I think it can go without saying, that any culture which creates a specific word for an activity or object is openly declaring that this thing is important (very very important).
For example the word, vendemmia. This is the Italian word for harvest - and not just any harvest but the harvest of the grapes. Legend will tell us that it is a derivation of the word vendémiaire, from an antique language that was universally known in the medieval times. It referred to a period on the French or “revolutionary" calendar which was around September and specifically referred to the grape harvest. Though the Italians will likely differ on this story, preferring to consider it to be a pure discovery on their part from the latin word vinum (wine) e demia, (from demere, to take).
In any case, what we know to be true is that the Italians take this word very seriously.
But not so seriously that you can't join in at the spur of the moment and watch as the experts do their thing. If you are planning your calendar so that you are in the Tuscan countryside mid to late September, then you will be delighted with the number of smaller farms and B&B where you can appreciate up close the intricate work that goes on behind selecting the grapes and bringing them to fermentation. When you reserve your stay be sure to ask about following the "vendemmia". Though the owners can rarely guarantee when the harvest will be, if they know you are interested then they know to invite you when you arrive. You can also check out this link which lists several vineyards that are open to the public during the "vendemmia."
The Vendemmia Surpasses all Boundaries
There are few things that unite all Italians like the harvest of the grapes and the harvest of the olives (besides their passion about soccer and good food & sagras).
The need to process the grapes before they shrivel into hard little rocks supersedes political opposition and rival soccer teams. Nothing is sadder for a farmer than to watch his grapes spoil on the vine, and though some wines call for grapes that have aged (on or off the vine) to produce the prized vinsanto, the major part of the harvest is destined for a table wine to be shared among friends.
Necessity Wins Hands Down
The large, more industrial, vineyards will have a series of controls in place to decide when it is necessary to begin the harvest. Carefully calculating the proportion of sugar and acid there is in the grapes so as to guarantee the perfect conditions for the actual fermentation process. However, the smaller vineyards do a bit of a haphazard guessing.
The actual harvest requires very little in the way of tools: a sharp pair of garden shears or a small knife with a hooked point, a small to medium sized wicker basket, a few larger plastic bins, in our case a large wooden pole, a customized grinder and of course, large stainless steel vats.
Did I mention manual labor?
Don't Be Premature
Special care is taken during the harvest so as to not start the fermentation before everything is in place. On a home grown level the grapes are harvested and gently placed in small wicker baskets. Once the baskets are full they are transferred to large plastic bins - so as not to break any of the skins which would prematurely start the fermentation process.
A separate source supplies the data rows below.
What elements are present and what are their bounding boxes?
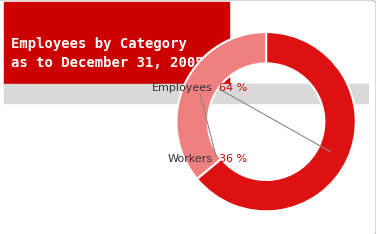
Bar <box>4 84 368 103</box>
Text: Employees: Employees <box>152 83 212 93</box>
Text: Employees by Category: Employees by Category <box>11 37 187 51</box>
Bar <box>4 2 229 84</box>
Text: as to December 31, 2005: as to December 31, 2005 <box>11 56 204 70</box>
Text: 64 %: 64 % <box>218 83 247 93</box>
Wedge shape <box>176 32 266 179</box>
Wedge shape <box>197 32 356 211</box>
Text: Workers: Workers <box>167 154 212 164</box>
Bar <box>237 2 368 84</box>
Text: 36 %: 36 % <box>218 154 247 164</box>
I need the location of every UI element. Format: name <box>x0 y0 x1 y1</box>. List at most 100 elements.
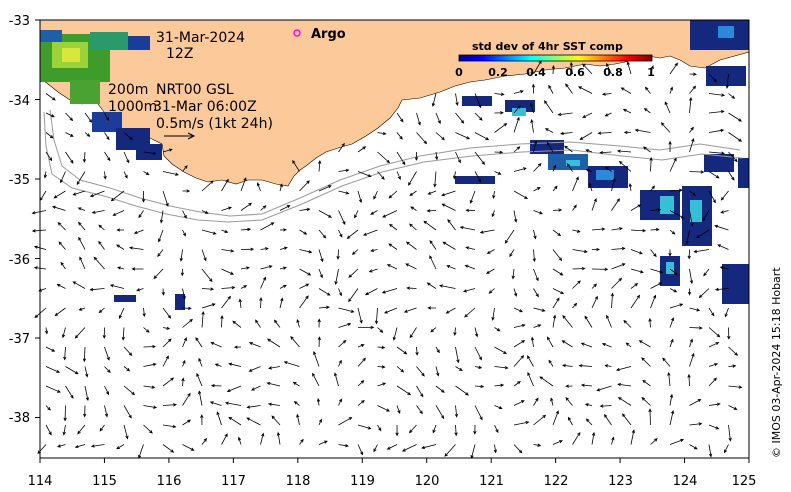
current-vector-arrow <box>533 397 539 406</box>
current-vector-arrow <box>143 362 157 367</box>
current-vector-arrow <box>431 93 437 107</box>
current-vector-arrow <box>316 397 321 406</box>
x-tick-label: 120 <box>415 474 440 489</box>
current-vector-arrow <box>604 364 612 368</box>
current-vector-arrow <box>299 295 309 309</box>
current-vector-arrow <box>687 288 692 296</box>
current-vector-arrow <box>377 345 386 350</box>
current-vector-arrow <box>268 366 281 370</box>
current-vector-arrow <box>435 405 445 420</box>
current-vector-arrow <box>260 205 267 211</box>
current-vector-arrow <box>338 168 350 173</box>
current-vector-arrow <box>256 182 261 192</box>
credit-label: © IMOS 03-Apr-2024 15:18 Hobart <box>770 267 783 458</box>
current-vector-arrow <box>142 307 146 318</box>
current-vector-arrow <box>201 180 214 192</box>
current-vector-arrow <box>279 266 287 270</box>
current-vector-arrow <box>123 385 136 396</box>
current-vector-arrow <box>260 265 273 270</box>
current-vector-arrow <box>474 132 490 141</box>
current-vector-arrow <box>76 171 86 186</box>
colorbar-outline <box>458 54 653 62</box>
current-vector-arrow <box>552 208 563 212</box>
current-vector-arrow <box>455 132 471 140</box>
current-vector-arrow <box>596 385 612 392</box>
current-vector-arrow <box>201 229 217 235</box>
current-vector-arrow <box>494 327 501 332</box>
current-vector-arrow <box>354 210 359 219</box>
sst-patch <box>70 80 100 104</box>
x-tick-label: 117 <box>221 474 246 489</box>
current-vector-arrow <box>313 350 320 367</box>
current-vector-arrow <box>429 239 437 250</box>
current-vector-arrow <box>45 366 61 373</box>
current-vector-arrow <box>299 207 311 212</box>
current-vector-arrow <box>533 414 547 426</box>
current-vector-arrow <box>248 366 261 372</box>
current-vector-arrow <box>123 151 130 164</box>
current-vector-arrow <box>357 357 366 367</box>
current-vector-arrow <box>513 116 520 133</box>
current-vector-arrow <box>527 355 534 367</box>
sst-patch <box>666 262 674 274</box>
current-vector-arrow <box>494 383 505 387</box>
current-vector-arrow <box>687 249 691 260</box>
current-vector-arrow <box>273 319 281 328</box>
current-vector-arrow <box>392 327 398 341</box>
current-vector-arrow <box>103 171 107 180</box>
current-vector-arrow <box>669 229 676 235</box>
current-vector-arrow <box>364 288 378 296</box>
current-vector-arrow <box>141 190 146 203</box>
current-vector-arrow <box>221 249 235 253</box>
current-vector-arrow <box>617 382 632 387</box>
current-vector-arrow <box>533 229 537 240</box>
current-vector-arrow <box>708 377 717 387</box>
colorbar-tick: 0.6 <box>565 66 585 79</box>
current-vector-arrow <box>221 268 235 275</box>
current-vector-arrow <box>455 346 460 364</box>
current-vector-arrow <box>201 268 213 283</box>
current-vector-arrow <box>104 112 110 122</box>
sst-patch <box>62 48 80 62</box>
current-vector-arrow <box>494 123 508 133</box>
current-vector-arrow <box>396 132 403 140</box>
current-vector-arrow <box>182 288 186 300</box>
current-vector-arrow <box>585 168 593 172</box>
current-vector-arrow <box>708 93 726 97</box>
current-vector-arrow <box>664 101 671 114</box>
current-vector-arrow <box>357 146 367 153</box>
current-vector-arrow <box>513 167 527 172</box>
colorbar-tick: 0.2 <box>488 66 508 79</box>
current-vector-arrow <box>728 364 737 368</box>
current-vector-arrow <box>271 415 281 426</box>
current-vector-arrow <box>266 381 281 387</box>
current-vector-arrow <box>136 288 144 292</box>
current-vector-arrow <box>61 327 66 339</box>
current-vector-arrow <box>416 385 424 398</box>
current-vector-arrow <box>591 227 606 231</box>
x-tick-label: 119 <box>350 474 375 489</box>
current-vector-arrow <box>162 444 175 453</box>
current-vector-arrow <box>565 83 573 94</box>
current-vector-arrow <box>618 160 632 172</box>
current-vector-arrow <box>338 322 352 328</box>
current-vector-arrow <box>605 166 612 172</box>
argo-float-marker[interactable] <box>293 29 301 37</box>
current-vector-arrow <box>689 170 705 174</box>
current-vector-arrow <box>455 151 461 164</box>
current-vector-arrow <box>698 288 710 299</box>
current-vector-arrow <box>396 112 404 123</box>
current-vector-arrow <box>552 410 559 426</box>
current-vector-arrow <box>318 249 324 263</box>
current-vector-arrow <box>572 302 578 309</box>
current-vector-arrow <box>54 307 66 317</box>
current-vector-arrow <box>117 266 125 270</box>
current-vector-arrow <box>494 366 509 370</box>
sst-patch <box>722 264 749 304</box>
sst-patch <box>128 36 150 50</box>
current-vector-arrow <box>403 307 417 313</box>
current-vector-arrow <box>381 288 398 294</box>
current-vector-arrow <box>689 138 695 153</box>
current-vector-arrow <box>552 164 557 172</box>
current-vector-arrow <box>504 229 515 244</box>
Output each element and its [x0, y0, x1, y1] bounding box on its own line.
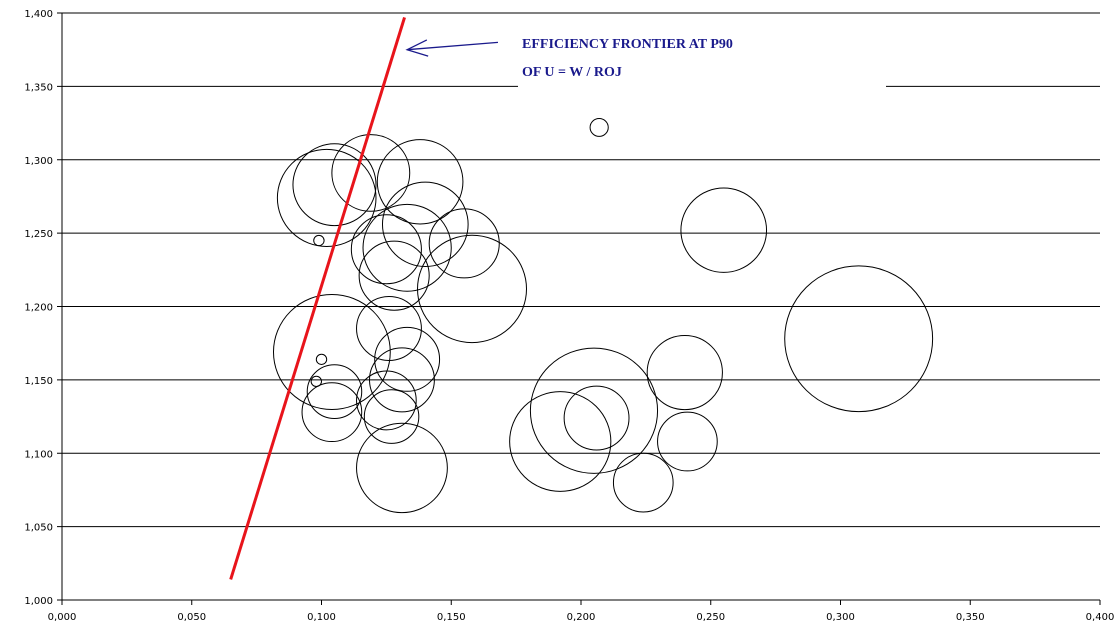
bubble	[358, 240, 430, 311]
x-tick-labels: 0,000 0,050 0,100 0,150 0,200 0,250 0,300 0,350…	[48, 612, 1115, 623]
bubble	[362, 203, 452, 292]
bubble	[369, 347, 435, 413]
y-tick-label: 1,100	[24, 449, 53, 460]
bubble	[350, 214, 422, 285]
y-tick-label: 1,350	[24, 82, 53, 93]
annotation: EFFICIENCY FRONTIER AT P90 OF U = W / RO…	[405, 30, 886, 94]
y-tick-label: 1,200	[24, 303, 53, 314]
y-tick-labels: 1,000 1,050 1,100 1,150 1,200 1,250 1,300 1,350…	[24, 9, 53, 607]
annotation-arrow-shaft	[407, 41, 499, 51]
bubble	[589, 118, 609, 137]
x-tick-label: 0,000	[48, 612, 77, 623]
annotation-line-2: OF U = W / ROJ	[522, 65, 622, 80]
bubble	[301, 382, 363, 443]
x-tick-label: 0,150	[437, 612, 466, 623]
bubble	[563, 385, 630, 451]
bubble-series	[272, 118, 934, 514]
annotation-line-1: EFFICIENCY FRONTIER AT P90	[522, 37, 733, 52]
bubble	[315, 353, 328, 365]
bubble	[272, 293, 391, 411]
x-tick-label: 0,050	[177, 612, 206, 623]
bubble	[417, 234, 528, 344]
y-tick-label: 1,050	[24, 523, 53, 534]
bubble	[428, 208, 500, 279]
bubble	[376, 139, 464, 225]
bubble	[292, 143, 377, 227]
gridlines	[62, 12, 1100, 528]
bubble	[306, 364, 363, 419]
bubble	[381, 181, 469, 267]
bubble	[680, 187, 768, 273]
y-tick-label: 1,400	[24, 9, 53, 20]
y-tick-label: 1,150	[24, 376, 53, 387]
bubble	[529, 347, 659, 474]
bubble	[657, 411, 718, 472]
y-tick-label: 1,300	[24, 156, 53, 167]
x-tick-label: 0,100	[307, 612, 336, 623]
bubble	[313, 234, 325, 247]
bubble	[310, 375, 322, 387]
x-tick-label: 0,400	[1086, 612, 1115, 623]
bubble	[784, 265, 934, 413]
bubble	[363, 389, 420, 444]
x-tick-label: 0,200	[567, 612, 596, 623]
annotation-background	[518, 30, 886, 94]
bubble	[276, 148, 377, 247]
bubble	[612, 452, 674, 513]
axes	[57, 12, 1101, 605]
frontier-layer	[229, 16, 406, 580]
bubble	[356, 370, 417, 431]
x-tick-label: 0,250	[696, 612, 725, 623]
bubble	[374, 326, 441, 392]
efficiency-frontier-line	[229, 16, 406, 580]
y-tick-label: 1,000	[24, 596, 53, 607]
y-tick-label: 1,250	[24, 229, 53, 240]
x-tick-label: 0,350	[956, 612, 985, 623]
bubble	[646, 334, 723, 411]
bubble	[509, 391, 612, 492]
annotation-arrow-head	[405, 39, 429, 57]
bubble	[331, 134, 411, 212]
bubble	[356, 296, 422, 361]
bubble	[356, 422, 448, 514]
x-tick-label: 0,300	[826, 612, 855, 623]
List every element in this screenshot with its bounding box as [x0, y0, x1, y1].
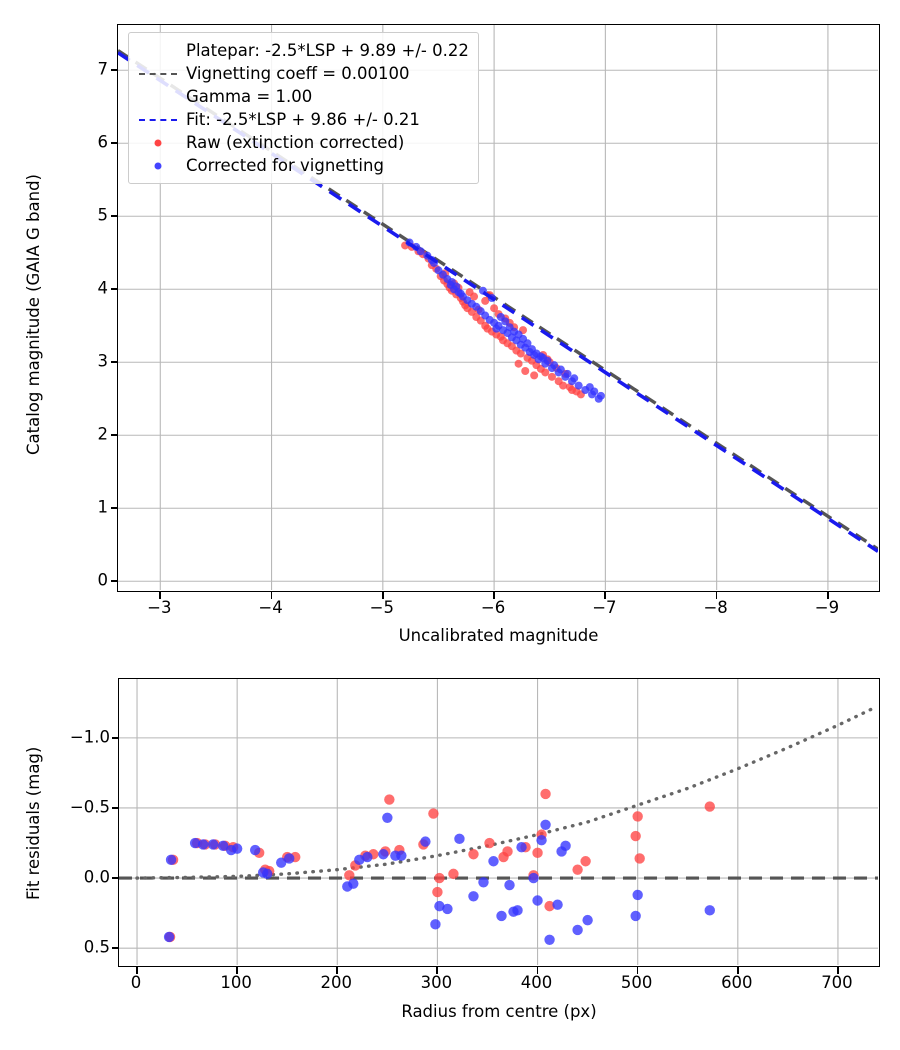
residuals-plot-canvas [119, 679, 878, 965]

The harvest will normally start early in the morning before the heat of the day can jump start the fermentation but the grapes need to be dry so that there is no excess water in the process.
The grapes are transferred to a tall plastic bin and as soon as there are enough, they are pummeled with a wooden pole to initialize the breaking the skins - and finally the fermentation can begin.
There are many home grown solutions to the “breaking” of the skins and they are all valid, as long as it gets the juices out of the skins for the sugars to start their magic and feed the yeast so the juice turns into alcohol (wine). On a more commercial level, they have a large stainless steel vats with a corkscrew-like blade turning in the bottom which will move the grapes and gently break the skins while starting to separate the grapes from the stems.
It all Goes in the Pot
It isn’t always practical to separate the grapes from the stems for a small (home made) production but the larger vineyards will do this before beginning the wine making process. Though some of the larger producers are experimenting with leaving the stems for longer periods with the idea that more tannins will give a crisper flavour, in most cases they prefer to transfer this flavor with the use of aging in the barrels and barriques (small wooden barrels). The "little" guy doesn’t have much of a choice - the removal of "i raspi" is a complicated procedure and thus leaving them in has become one of the defining flavors of a "small, local" production.
The semi-final product is then stored in large stainless steel vats until they stop "bolle" or bubbling. This basically means that the yeast has eaten all the sugar and the fermentation process is finished. Normally we are talking about a short period of time before the product is then transferred to a "damigiana", a large round glass bottle covered in a protective straw layer where the wine will sit until it is ready to be put in smaller bottles (750ml). The bottling process for a home grown procedure is normally done on a "need to drink bases". Which means, when you need a bottle of wine, that is when you move it from one bottle to another, simply to make it easier to pour.
The Fun and Folklore
Contrary to popular belief, the picked grapes are no longer "stomped", even if the image is folkloristic, the truth is it is "poco igenico" ... ummm, not very sanitary. However, the "pranzone" or large lunch and comradry that are also associated with these events is still very much in vogue! After a morning of harvesting, pummeling, pouring and turning there is sure to be an invitation to sit down to a table that overflows with the colors and flavours of the season!